Water is an odorless, tasteless, transparent liquid that appears colorless but is actually very pale blue. The color is obvious in large quantities of water such as lakes and oceans, but it can even be seen in a full bathtub. It is a single chemical compound whose molecules consist of two hydrogen atoms attached to one oxygen atom. The chemical formula of this compound is therefore H2O. The two hydrogen atoms are attached to the oxygen atom in such a way as to make an angle-shaped molecule.

The angle isn't 90°, however, but 104.5°—close to a right angle, but a little wider.

The formula H2O means that no matter how much water we are talking about, it always contains exactly twice as many hydrogen atoms as oxygen atoms. Considering that a hydrogen atom weighs only about one-sixteenth as much as an oxygen atom, most of the weight in water is due to oxygen: 88.8% of the weight is oxygen and 11.2% is hydrogen. That goes for everything from a single molecule to a lake.

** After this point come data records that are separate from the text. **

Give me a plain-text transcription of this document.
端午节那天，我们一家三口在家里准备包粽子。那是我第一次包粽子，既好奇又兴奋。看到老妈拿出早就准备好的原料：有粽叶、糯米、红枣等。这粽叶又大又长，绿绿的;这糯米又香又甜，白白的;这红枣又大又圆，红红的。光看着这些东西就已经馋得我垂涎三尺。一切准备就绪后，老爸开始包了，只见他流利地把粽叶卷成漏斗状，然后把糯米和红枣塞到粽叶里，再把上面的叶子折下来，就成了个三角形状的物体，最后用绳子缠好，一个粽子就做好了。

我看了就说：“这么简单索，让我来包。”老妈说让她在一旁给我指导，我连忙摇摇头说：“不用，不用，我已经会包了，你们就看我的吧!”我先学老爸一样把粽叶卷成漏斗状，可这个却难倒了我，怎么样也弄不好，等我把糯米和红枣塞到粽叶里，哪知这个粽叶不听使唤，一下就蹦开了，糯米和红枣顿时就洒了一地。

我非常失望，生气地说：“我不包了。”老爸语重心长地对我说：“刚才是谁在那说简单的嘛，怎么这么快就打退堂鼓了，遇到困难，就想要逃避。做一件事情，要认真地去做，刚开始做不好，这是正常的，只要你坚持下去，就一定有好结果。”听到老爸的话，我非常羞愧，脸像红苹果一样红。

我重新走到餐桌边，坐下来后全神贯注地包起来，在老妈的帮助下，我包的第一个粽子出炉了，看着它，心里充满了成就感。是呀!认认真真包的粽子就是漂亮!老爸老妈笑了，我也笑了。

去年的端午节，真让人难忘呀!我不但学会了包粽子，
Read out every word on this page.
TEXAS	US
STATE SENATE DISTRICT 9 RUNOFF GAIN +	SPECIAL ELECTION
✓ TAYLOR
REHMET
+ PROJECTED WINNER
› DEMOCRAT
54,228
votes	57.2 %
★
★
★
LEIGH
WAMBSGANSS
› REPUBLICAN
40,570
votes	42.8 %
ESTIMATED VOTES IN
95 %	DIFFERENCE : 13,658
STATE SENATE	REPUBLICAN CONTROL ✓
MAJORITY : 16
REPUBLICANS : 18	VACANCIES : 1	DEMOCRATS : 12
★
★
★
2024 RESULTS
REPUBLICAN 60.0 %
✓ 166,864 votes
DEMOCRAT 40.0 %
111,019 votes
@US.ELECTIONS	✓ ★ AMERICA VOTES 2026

Water can be made (synthesized) from hydrogen and oxygen, both of which are gases. When these two gases are mixed, however, they do not react unless the reaction is started with a flame or spark. Then they react with explosive violence. The tremendous energy that is released is a signal that hydrogen and oxygen are very eager to become water. Another way of saying that is that water is an extremely stable compound, compared with loose molecules of hydrogen and oxygen. It is hard to break water molecules apart into its components.

Not only that, but water molecules are stuck quite tightly to each other—at least when compared with similar compounds. The molecule-to-molecule stickiness is caused mainly by the fact that the water molecule is a dipole, because the oxygen atom pulls electrons away from the hydrogen atoms, giving the oxygen corner of the molecule a slight negative charge and the two hydrogen ends a slight positive charge. The negative part of one water molecule then attracts the positive parts of others like a magnet, although they can still slide around over each other as molecules do in any liquid. Water molecules stick to each other also by hydrogen bonds.